Friday, October 15, 2010

Galileo Galilei


Galileo Galilei
­ Galileo Galilei was an Italian scientist who played an instrumental role not only in the development of astronomy, but of modern science in general. He was born in Pisa in 1564 to Vincenzo Galilei, but at age 8 his family moved to Florence. He had three illegitimate children with Marina Gamba. He attended the University of Pisa and taught at the University of Padua. He died in 1642 and was buried in the Basilica of Santa Croce.
Galileo invented the horse-driven pump, the sector, the pendulum clock, and the thermoscope, a precursor to the modern thermometer.  However, his most important contribution was improving Hans Lippershey’s telescope. Lippershey is credited with inventing the telescope by lining up two convex lenses, but it only had a magnification of 3x. Galileo studied Lippershey’s schematic and built one with 30x magnification, which he sold to sailors and merchants. The telescope dramatically increased the empirical potential of astronomy; with it, the observer can see much more of the sky, but it also links the observation to an apparatus, which is much more consistent and trustworthy than the human brain.
Armed with the telescope, Galileo made numerous keen observations of the skies. For centuries, people had tried to explain away the spots on the Moon in a misguided attempt to preserve celestial perfection.

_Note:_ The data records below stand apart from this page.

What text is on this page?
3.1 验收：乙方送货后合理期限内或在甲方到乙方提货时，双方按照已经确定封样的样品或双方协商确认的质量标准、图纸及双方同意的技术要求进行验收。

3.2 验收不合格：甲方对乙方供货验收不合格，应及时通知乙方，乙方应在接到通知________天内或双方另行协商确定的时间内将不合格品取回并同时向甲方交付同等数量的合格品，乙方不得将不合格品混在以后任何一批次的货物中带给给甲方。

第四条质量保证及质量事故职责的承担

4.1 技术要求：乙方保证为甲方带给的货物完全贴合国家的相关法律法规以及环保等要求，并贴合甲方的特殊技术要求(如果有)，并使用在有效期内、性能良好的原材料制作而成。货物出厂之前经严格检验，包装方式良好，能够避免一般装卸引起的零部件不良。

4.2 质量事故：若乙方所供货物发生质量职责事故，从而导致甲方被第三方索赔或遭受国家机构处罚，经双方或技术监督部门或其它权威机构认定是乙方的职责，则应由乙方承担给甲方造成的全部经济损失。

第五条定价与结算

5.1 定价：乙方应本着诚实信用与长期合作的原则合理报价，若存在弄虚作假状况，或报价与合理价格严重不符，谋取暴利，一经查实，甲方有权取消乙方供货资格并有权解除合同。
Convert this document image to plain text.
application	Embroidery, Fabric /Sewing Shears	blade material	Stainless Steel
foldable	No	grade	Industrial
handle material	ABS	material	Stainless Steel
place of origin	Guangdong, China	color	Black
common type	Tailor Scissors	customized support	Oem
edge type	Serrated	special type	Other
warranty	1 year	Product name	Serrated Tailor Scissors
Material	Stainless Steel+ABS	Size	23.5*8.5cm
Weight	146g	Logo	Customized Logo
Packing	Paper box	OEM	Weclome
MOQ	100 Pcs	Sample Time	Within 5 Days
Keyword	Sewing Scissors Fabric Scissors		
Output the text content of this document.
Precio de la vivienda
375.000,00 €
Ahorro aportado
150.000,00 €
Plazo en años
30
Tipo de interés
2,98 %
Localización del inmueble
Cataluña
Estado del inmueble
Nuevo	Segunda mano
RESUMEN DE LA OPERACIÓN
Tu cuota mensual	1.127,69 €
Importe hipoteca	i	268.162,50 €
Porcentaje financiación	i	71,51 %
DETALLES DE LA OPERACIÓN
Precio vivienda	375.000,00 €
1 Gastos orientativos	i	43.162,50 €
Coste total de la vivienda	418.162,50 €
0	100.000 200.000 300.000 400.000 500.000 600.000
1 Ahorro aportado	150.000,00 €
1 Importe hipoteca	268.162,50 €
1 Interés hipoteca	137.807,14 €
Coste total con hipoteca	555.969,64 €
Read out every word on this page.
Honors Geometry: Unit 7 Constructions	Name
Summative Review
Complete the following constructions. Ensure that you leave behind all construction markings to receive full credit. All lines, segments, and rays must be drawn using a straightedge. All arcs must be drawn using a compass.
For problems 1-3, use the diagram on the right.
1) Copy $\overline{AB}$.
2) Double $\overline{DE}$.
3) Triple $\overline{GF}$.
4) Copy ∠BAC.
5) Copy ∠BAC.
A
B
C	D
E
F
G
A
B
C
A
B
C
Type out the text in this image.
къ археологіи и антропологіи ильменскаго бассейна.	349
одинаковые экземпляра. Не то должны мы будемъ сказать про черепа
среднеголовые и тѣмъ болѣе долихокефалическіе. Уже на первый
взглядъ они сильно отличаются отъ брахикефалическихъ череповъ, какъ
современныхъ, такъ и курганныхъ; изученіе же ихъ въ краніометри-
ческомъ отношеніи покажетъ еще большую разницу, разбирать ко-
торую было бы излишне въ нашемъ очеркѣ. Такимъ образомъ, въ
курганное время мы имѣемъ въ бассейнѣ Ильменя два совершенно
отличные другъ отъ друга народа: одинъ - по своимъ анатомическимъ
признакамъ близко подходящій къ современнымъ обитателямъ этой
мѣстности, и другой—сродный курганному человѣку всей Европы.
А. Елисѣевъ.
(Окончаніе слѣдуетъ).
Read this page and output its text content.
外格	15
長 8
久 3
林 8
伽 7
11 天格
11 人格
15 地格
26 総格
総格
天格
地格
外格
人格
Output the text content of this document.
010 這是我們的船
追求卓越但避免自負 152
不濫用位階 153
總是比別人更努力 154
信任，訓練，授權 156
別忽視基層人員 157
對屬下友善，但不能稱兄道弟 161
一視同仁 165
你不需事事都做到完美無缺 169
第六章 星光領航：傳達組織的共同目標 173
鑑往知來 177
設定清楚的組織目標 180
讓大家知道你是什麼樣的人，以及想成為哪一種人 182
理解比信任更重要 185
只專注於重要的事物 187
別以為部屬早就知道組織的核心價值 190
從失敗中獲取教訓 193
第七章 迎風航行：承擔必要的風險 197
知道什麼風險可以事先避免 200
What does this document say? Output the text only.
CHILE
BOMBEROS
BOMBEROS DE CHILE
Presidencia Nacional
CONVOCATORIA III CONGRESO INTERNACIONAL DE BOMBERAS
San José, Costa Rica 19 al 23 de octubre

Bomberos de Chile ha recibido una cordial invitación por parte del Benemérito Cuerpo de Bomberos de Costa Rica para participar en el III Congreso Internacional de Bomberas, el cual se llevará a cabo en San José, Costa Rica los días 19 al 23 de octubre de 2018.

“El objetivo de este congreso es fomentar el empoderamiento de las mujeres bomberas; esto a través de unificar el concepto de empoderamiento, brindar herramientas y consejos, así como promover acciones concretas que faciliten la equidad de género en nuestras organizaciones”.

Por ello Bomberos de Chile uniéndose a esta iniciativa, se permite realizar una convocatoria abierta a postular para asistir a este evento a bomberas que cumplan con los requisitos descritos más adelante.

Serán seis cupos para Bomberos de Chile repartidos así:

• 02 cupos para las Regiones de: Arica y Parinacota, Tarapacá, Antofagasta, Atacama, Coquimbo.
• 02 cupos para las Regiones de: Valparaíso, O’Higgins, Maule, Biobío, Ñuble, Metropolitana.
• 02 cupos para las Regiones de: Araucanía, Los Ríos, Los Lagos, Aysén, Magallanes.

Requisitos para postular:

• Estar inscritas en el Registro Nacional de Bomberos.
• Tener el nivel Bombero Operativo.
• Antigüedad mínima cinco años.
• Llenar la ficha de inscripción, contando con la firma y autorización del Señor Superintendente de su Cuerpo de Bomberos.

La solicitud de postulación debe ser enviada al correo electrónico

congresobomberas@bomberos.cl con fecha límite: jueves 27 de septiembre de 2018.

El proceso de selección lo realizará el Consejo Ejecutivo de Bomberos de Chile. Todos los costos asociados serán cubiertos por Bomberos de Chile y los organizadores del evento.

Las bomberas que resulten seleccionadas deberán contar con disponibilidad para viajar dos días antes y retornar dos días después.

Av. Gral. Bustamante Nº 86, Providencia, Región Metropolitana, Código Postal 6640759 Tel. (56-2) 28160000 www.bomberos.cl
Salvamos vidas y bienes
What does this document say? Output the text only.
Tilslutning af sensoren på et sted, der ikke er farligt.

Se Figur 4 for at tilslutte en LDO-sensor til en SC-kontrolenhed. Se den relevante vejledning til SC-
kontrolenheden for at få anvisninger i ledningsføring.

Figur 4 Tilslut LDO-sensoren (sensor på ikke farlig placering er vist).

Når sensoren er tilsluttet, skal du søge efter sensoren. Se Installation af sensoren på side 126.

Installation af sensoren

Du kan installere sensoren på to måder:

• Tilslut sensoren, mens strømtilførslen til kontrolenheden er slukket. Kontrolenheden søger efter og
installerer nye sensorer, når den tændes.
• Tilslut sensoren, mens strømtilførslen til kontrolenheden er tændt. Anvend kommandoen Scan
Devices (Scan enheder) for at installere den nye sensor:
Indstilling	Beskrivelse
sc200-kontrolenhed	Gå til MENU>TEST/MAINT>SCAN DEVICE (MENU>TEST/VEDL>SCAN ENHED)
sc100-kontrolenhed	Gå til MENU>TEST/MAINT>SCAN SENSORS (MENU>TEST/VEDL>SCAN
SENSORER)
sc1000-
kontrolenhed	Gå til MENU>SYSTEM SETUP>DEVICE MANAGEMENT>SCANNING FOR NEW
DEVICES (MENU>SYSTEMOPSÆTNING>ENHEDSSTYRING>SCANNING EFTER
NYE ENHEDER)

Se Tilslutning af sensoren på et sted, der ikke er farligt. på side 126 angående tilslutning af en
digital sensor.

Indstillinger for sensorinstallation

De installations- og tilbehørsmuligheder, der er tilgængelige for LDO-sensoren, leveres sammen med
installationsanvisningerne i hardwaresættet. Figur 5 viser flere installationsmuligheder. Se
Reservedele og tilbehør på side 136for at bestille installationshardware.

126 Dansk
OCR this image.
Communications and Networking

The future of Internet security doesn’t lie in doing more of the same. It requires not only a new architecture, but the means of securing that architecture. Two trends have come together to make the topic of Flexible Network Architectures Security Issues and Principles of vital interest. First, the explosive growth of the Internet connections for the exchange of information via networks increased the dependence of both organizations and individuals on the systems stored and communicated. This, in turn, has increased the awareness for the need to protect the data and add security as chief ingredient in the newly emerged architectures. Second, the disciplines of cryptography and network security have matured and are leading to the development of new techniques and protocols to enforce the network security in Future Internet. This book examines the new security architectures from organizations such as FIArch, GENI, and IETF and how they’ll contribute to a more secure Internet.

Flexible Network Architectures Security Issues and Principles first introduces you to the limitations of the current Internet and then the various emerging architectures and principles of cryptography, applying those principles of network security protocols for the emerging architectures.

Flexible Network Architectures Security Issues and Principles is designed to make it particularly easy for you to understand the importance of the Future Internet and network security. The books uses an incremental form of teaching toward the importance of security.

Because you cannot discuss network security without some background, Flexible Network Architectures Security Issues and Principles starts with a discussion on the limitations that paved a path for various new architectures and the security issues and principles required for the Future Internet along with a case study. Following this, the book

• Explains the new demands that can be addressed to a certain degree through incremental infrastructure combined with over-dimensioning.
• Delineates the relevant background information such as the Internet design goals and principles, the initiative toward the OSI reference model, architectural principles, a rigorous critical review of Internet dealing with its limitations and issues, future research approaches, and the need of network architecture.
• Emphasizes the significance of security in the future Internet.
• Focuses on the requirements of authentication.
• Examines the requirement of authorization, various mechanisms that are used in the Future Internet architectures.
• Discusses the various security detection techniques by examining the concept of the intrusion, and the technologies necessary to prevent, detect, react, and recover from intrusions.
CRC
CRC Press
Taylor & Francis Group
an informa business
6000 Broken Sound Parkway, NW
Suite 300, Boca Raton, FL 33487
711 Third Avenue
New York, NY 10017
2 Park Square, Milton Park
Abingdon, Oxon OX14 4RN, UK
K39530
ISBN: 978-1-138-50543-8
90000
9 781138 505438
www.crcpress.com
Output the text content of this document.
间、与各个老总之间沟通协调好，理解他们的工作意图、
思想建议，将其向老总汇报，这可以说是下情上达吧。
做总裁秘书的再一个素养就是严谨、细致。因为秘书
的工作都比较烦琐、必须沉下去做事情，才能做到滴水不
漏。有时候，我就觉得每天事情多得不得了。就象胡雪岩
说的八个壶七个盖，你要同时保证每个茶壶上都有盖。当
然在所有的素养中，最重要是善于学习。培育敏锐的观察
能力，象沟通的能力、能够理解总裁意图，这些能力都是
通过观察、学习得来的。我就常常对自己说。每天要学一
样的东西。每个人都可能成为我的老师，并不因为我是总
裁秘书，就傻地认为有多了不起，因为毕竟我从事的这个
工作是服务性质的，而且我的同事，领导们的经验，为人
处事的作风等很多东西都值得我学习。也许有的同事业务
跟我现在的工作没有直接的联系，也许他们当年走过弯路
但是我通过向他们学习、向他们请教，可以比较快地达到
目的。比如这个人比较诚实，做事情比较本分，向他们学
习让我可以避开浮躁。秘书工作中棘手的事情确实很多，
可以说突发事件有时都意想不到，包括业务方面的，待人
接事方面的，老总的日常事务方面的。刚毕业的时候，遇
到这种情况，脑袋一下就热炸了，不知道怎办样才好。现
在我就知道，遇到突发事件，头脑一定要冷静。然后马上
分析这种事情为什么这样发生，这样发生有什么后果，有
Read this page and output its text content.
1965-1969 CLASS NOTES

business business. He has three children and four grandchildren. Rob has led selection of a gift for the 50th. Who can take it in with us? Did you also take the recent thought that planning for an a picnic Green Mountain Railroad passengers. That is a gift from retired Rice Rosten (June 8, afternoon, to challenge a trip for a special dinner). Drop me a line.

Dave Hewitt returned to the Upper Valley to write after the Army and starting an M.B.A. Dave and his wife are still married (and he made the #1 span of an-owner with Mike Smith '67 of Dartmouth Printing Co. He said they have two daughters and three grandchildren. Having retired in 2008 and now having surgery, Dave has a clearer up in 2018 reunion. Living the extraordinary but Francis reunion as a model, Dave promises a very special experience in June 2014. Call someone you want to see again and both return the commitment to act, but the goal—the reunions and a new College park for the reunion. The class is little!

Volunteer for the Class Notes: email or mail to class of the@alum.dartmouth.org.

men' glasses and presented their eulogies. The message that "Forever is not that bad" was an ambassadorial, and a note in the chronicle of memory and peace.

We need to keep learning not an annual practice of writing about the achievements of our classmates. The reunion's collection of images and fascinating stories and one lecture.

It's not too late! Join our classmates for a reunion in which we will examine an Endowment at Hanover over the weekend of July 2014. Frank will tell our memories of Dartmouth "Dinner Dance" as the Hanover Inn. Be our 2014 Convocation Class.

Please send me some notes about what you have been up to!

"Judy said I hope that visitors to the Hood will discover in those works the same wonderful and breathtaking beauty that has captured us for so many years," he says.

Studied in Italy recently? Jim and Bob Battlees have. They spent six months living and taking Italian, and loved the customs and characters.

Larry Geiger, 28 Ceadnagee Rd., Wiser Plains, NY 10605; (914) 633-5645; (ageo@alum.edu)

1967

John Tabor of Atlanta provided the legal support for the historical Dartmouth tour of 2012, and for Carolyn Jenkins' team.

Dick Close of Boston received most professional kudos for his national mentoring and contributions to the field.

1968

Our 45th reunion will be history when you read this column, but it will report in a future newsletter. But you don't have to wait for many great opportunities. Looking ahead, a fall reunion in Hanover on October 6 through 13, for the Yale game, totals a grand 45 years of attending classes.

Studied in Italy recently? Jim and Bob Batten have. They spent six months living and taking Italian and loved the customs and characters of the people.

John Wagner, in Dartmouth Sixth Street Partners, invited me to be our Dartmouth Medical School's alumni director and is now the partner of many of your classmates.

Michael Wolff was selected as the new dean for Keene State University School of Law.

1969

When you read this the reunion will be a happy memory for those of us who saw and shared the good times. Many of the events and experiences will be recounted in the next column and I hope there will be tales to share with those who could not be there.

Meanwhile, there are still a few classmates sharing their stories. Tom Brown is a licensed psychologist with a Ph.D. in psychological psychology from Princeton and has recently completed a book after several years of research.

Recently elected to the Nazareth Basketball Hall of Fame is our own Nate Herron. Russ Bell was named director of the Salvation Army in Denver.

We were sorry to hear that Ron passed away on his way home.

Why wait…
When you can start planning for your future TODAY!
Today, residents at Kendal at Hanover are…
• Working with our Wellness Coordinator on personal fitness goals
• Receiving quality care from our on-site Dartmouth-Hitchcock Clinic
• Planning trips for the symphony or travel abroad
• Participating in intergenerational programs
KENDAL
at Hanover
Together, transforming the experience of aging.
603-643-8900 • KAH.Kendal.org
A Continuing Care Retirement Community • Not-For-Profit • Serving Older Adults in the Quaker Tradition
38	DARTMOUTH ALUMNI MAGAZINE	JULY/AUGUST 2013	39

Galileo observed that the amount of shading in these lunar spots varied with its angle to the Sun as if they were indentations. He thus discovered that the lunar surface has mountains and valleys, upending the expectation that celestial bodies had to be flawless. Galileo also proposed the concept of librations, which are slight movements of the Moon relative to the Earth that allow us to see it from different angles.
Galileo was the first person to definitively observe sunspots. Prior attempts dismissed the spots as a transit of Mercury. The major obstacle to overcome was being able to observe the sun without eye damage, which Galileo circumvented by observing the Sun through a telescope. He shared his observations of sunspots in 1911 but had a long feud with Christoph Scheiner over the explanation of the black spots. Scheiner claimed that there were objects with orbits very close to the Sun that were only visible at inferior conjunction. The debate was settled by David Fabricius, who showed that they were sunspots, not orbiting bodies.
Galileo was the first person to observe Jupiter’s four largest moons. He initially noticed what looked like 3 fixed stars in a line next to Jupiter, but after multiple sessions, it became clear that there were actually 4 objects and they were orbiting Jupiter. This discovery gave credence to the Copernican, heliocentric view: since Jupiter’s moons are not orbiting the Earth, Earth cannot be the center of all celestial motion.
Galileo was the first to observe the rings of Saturn. At first, he thought he was observing a tri-star formation, with two ancillary stars on either side of Saturn. However, he later observed that the lateral stars disappeared, a stymying realization. Not until 1858 did James Maxwell publish a mathematical analysis of these “stars” and show that they were rings made of many minuscule particles.
Galileo’s importance to the field of astronomy is inestimable. Modifying the telescope gave him the superior accuracy necessary to observe the rough lunar surface, sunspots, Jupiter’s moons, and Saturn’s rings.


Works Cited
1. "Galilei, Galileo (1564-1642)." World of Earth Science. Ed. K. Lee Lerner and Brenda Wilmoth Lerner. Vol. 1. Detroit: Gale, 2003. 243-245. Gale Virtual Reference Library. Web. 1 Oct. 2010.
2. "Galileo Galilei." Wikipedia, the Free Encyclopedia. Web. 11 Oct. 2010. <http://en.wikipedia.org/wiki/Galileo_Galilei>.
3. Hightower, Paul. Galileo: Astronomer and Physicist. Springfield, NJ, USA: Enslow, 1997. Print.